Thursday, February 12, 2009

OBIEE "Selling" federated query's

One of the powerful features of OBIEE is the possibility of federated query's. Sadly in most sales pitches we tend to emphases the technical part instead of the practical part. Every now and then there is a BI-manager in the audience who really knows his stuff and starts asking the wright/wrong questions. In this article I want to show you some of the pitfalls when trying to "sell" federated query's.

The most common demo is we get all the data up to last night from our DWH and add today's data from the OLTP system.

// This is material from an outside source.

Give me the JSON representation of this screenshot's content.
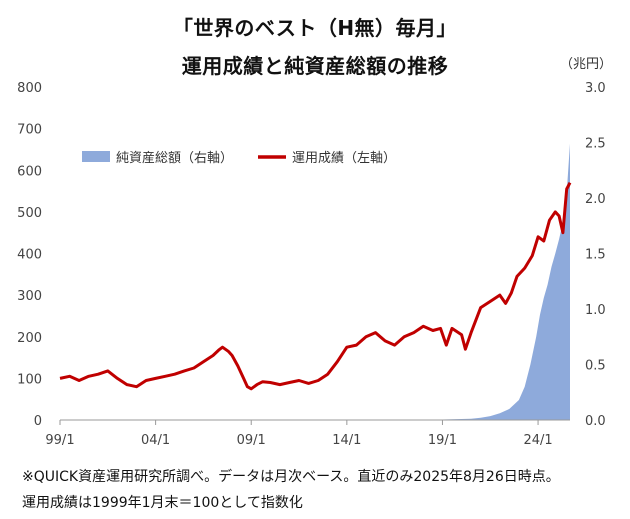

Pitfall #1: Creating unstable reports.

Most managers tend to bring paper printouts of there reports to the meeting. This means that the printout for manager 1 at 09:10 will different from the printout for manager 2 at 09:15. This leads to useless discussing of the numbers on the report.

Pitfall #2: Wasted energy

A DWH generally contains data over a long period of time. For strategic or tactical discussions today's unstable data is not significant compared to the amount of historical data. A federated query would be a unnecessary claim of recourses of the OLTP system.

Pitfall #3: Uncleansed data

The ETL process which loads the DWH often cleanses the data from the OLTP system. (FI: Don't count invoices from department '999'). If these rules aren't covered in the RPD it will lead to the wrong numbers.

Does this mean you should use federated query's against an OLTP system at all? Of course not! Just think about the result your are trying to get. Try confining the federated query to a specific level. (FI: Use in only when a day to day comparison is made.)

Till Next Time

3 comments:

stijngabriels said...

Hi John,
agree with the pitfalls you described, but in my opinion these pitfalls are not related to federated queries but related to using real-time data for reporting.
So the question I have after reading this article: do you think that the "OLTP+OLAP demo" is the best business case for "selling" federated queries?

Cheers,
Stijn

John Minkjan said...

Hi Stijn,

No I don't think the standard "OLTP+OLAP" demo is a good business case "selling" federated queries. There are far better demos to be made if you are willing to invest some time.
Yes you are right that these pitfalls are related to using real-time data for reporting. Sadly in many sales pitches federated query's are sold with the demo metioned in the article and therefore "mentally" connected with federated querys's.

Regards john

Anonymous said...

In my opinion federated queries are also a bad idea to report across multiple OLTP systems with medium to high data volumes.

From my experience this just works with the smallest of systems.

Have a look at Bill Inmon's rant about data federation or virtual data warehouses as he calls them. Actually one of the items both Kimball and Inmon agree on.